Il primo forse anche il più sofisticato è
mettere i pesci in una tazza con poca acqua e somministrare loro alcuni cc di alcool. Questo li stordisce abbastanza. Dopo alcuni minuti versare nel contenitore un acido o una base
potenti, tipo Viakal o varechina, in dose massiccia.
Il o i pesci moriranno in pochi istanti senza soffrire più che tanto. E’ triste
ma è così. Altro metodo, che non apprezzo, è mettere i pesci in vasetto e
riporlo nel freezer. Il metabolismo si abbassa fino al punto di spengersi, ma
che il pesce non soffra, nel buio e nel freddo del congelatore è tutto da
dimostrare. Non mi piace. Altro sistema è quello di far bollire dell’acqua in un
pentolino e versarla di colpo nella ciotola dove si sono messi i pesci malati.
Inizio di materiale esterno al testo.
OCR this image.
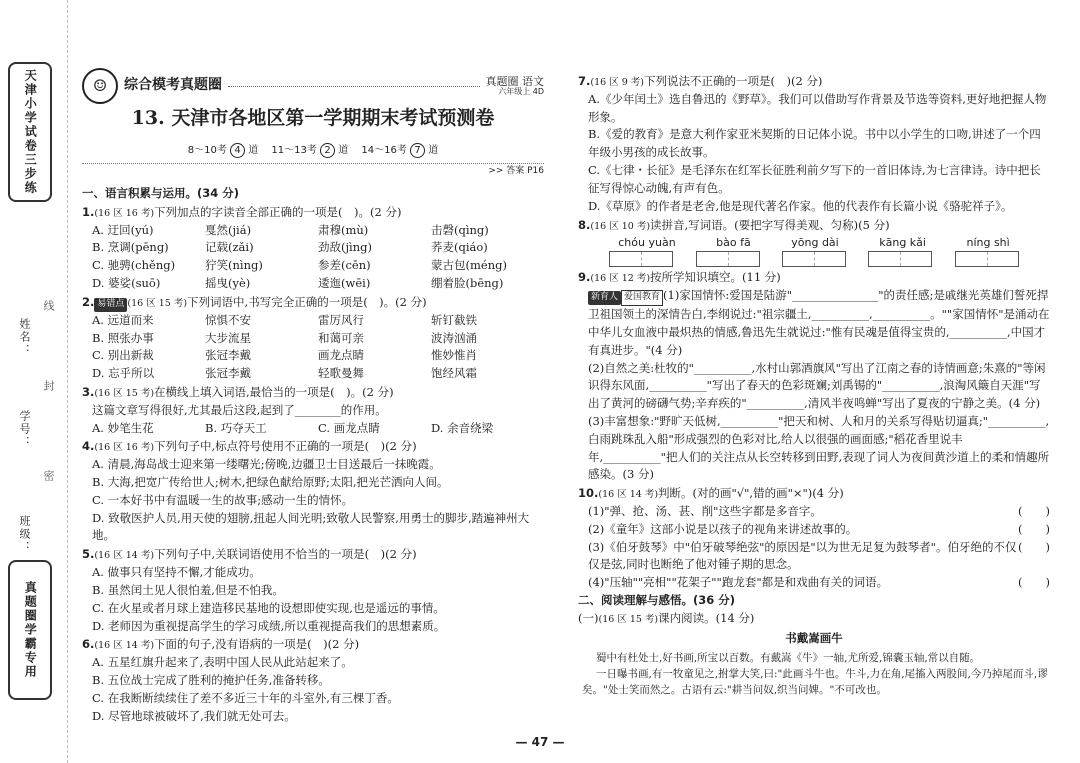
天津小学试卷三步练
姓名：
线
封
学号：
密
班级：
真题圈学霸专用
☺	综合模考真题圈	真题圈 语文
六年级上 4D
13. 天津市各地区第一学期期末考试预测卷
8～10考 4 道　 11～13考 2 道　 14～16考 7 道
>> 答案 P16
一、语言积累与运用。(34 分)
1.(16 区 16 考)下列加点的字读音全部正确的一项是(　)。(2 分)
A. 迂回(yú)	戛然(jiá)	肃穆(mù)	击磬(qìng)
B. 烹调(pēng)	记载(zǎi)	劲敌(jìng)	荞麦(qiáo)
C. 驰骋(chěng)	狞笑(nìng)	参差(cēn)	蒙古包(méng)
D. 婆娑(suō)	摇曳(yè)	逶迤(wēi)	绷着脸(bēng)
2. 易错点 (16 区 15 考)下列词语中,书写完全正确的一项是(　)。(2 分)
A. 远道而来	惊惧不安	雷厉风行	斩钉截铁
B. 照张办事	大步流星	和蔼可亲	波涛汹涌
C. 别出新裁	张冠李戴	画龙点睛	惟妙惟肖
D. 忘乎所以	张冠李戴	轻歌曼舞	饱经风霜
3.(16 区 15 考)在横线上填入词语,最恰当的一项是(　)。(2 分)
这篇文章写得很好,尤其最后这段,起到了________的作用。
A. 妙笔生花	B. 巧夺天工	C. 画龙点睛	D. 余音绕梁
4.(16 区 16 考)下列句子中,标点符号使用不正确的一项是(　)(2 分)
A. 清晨,海岛战士迎来第一缕曙光;傍晚,边疆卫士目送最后一抹晚霞。
B. 大海,把宽广传给世人;树木,把绿色献给原野;太阳,把光芒洒向人间。
C. 一本好书中有温暖一生的故事;感动一生的情怀。
D. 致敬医护人员,用天使的翅膀,扭起人间光明;致敬人民警察,用勇士的脚步,踏遍神州大地。
5.(16 区 14 考)下列句子中,关联词语使用不恰当的一项是(　)(2 分)
A. 做事只有坚持不懈,才能成功。
B. 虽然闰土见人很怕羞,但是不怕我。
C. 在火星或者月球上建造移民基地的设想即使实现,也是遥远的事情。
D. 老师因为重视提高学生的学习成绩,所以重视提高我们的思想素质。
6.(16 区 14 考)下面的句子,没有语病的一项是(　)(2 分)
A. 五星红旗升起来了,表明中国人民从此站起来了。
B. 五位战士完成了胜利的掩护任务,准备转移。
C. 在我断断续续住了差不多近三十年的斗室外,有三棵丁香。
D. 尽管地球被破坏了,我们就无处可去。
7.(16 区 9 考)下列说法不正确的一项是(　)(2 分)
A.《少年闰土》选自鲁迅的《野草》。我们可以借助写作背景及节选等资料,更好地把握人物形象。
B.《爱的教育》是意大利作家亚米契斯的日记体小说。书中以小学生的口吻,讲述了一个四年级小男孩的成长故事。
C.《七律・长征》是毛泽东在红军长征胜利前夕写下的一首旧体诗,为七言律诗。诗中把长征写得惊心动魄,有声有色。
D.《草原》的作者是老舍,他是现代著名作家。他的代表作有长篇小说《骆驼祥子》。
8.(16 区 10 考)读拼音,写词语。(要把字写得美观、匀称)(5 分)
chóu yuàn	bào fā	yōng dài	kāng kǎi	níng shì
9.(16 区 12 考)按所学知识填空。(11 分)
新育人 爱国教育 (1)家国情怀:爱国是陆游"_______________"的责任感;是戚继光英雄们誓死捍卫祖国领土的深情告白,李纲说过:"祖宗疆土,__________,__________。""家国情怀"是涌动在中华儿女血液中最炽热的情感,鲁迅先生就说过:"惟有民魂是值得宝贵的,__________,中国才有真进步。"(4 分)
(2)自然之美:杜牧的"__________,水村山郭酒旗风"写出了江南之春的诗情画意;朱熹的"等闲识得东风面,__________"写出了春天的色彩斑斓;刘禹锡的"__________,浪淘风簸自天涯"写出了黄河的磅礴气势;辛弃疾的"__________,清风半夜鸣蝉"写出了夏夜的宁静之美。(4 分)
(3)丰富想象:"野旷天低树,__________"把天和树、人和月的关系写得贴切逼真;"__________,白雨跳珠乱入船"形成强烈的色彩对比,给人以很强的画面感;"稻花香里说丰年,__________"把人们的关注点从长空转移到田野,表现了词人为夜间黄沙道上的柔和情趣所感染。(3 分)
10.(16 区 14 考)判断。(对的画"√",错的画"×")(4 分)
(1)"弹、抢、汤、甚、削"这些字都是多音字。	(　　)
(2)《童年》这部小说是以孩子的视角来讲述故事的。	(　　)
(3)《伯牙鼓琴》中"伯牙破琴绝弦"的原因是"以为世无足复为鼓琴者"。伯牙绝的不仅仅是弦,同时也断绝了他对锺子期的思念。
(　　)
(4)"压轴""亮相""花架子""跑龙套"都是和戏曲有关的词语。	(　　)
二、阅读理解与感悟。(36 分)
(一)(16 区 15 考)课内阅读。(14 分)
书戴嵩画牛
蜀中有杜处士,好书画,所宝以百数。有戴嵩《牛》一轴,尤所爱,锦囊玉轴,常以自随。
一日曝书画,有一牧童见之,拊掌大笑,曰:"此画斗牛也。牛斗,力在角,尾搐入两股间,今乃掉尾而斗,谬矣。"处士笑而然之。古语有云:"耕当问奴,织当问婢。"不可改也。
— 47 —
La morte è quasi istantanea ma è un sistema, anche questo, un po’ truculento
anche se forse il più immediato e se vogliamo caritatevole.
Conclusione
Ho pensato a
lungo prima di pubblicare questo articolo se fosse o
no il caso di parlarne. Poi, letto in un forum di gente che buttava i pesci
vivi nel water close di casa
mi sono detto: è no, questo no! Allora, se proprio dobbiamo eliminare i nostri
amici sofferenti, almeno usiamo sistemi “umani” per quanto umano possa essere uccidere un essere che è ancora vivo. Il
consiglio che personalmente vi do è quello di
aspettare a fare azioni
di questo genere fino a quando non si dimostri impossibile un miglioramento. Ma se, come spesso accade, la cosa
degenera non fate come il medico pietoso che, come dice il
proverbio, fece la piaga puzzolente. Agite, prontamente e vedrete che
gli altri pesci ve ne saranno grati. In fondo, ve la dico
tutta, anche io se fossi in una simile condizione
vorrei che qualcuno, amorevolmente e senza violenza, mi staccasse la spina. E’
un modo di vedere ed ognuno ha il suo.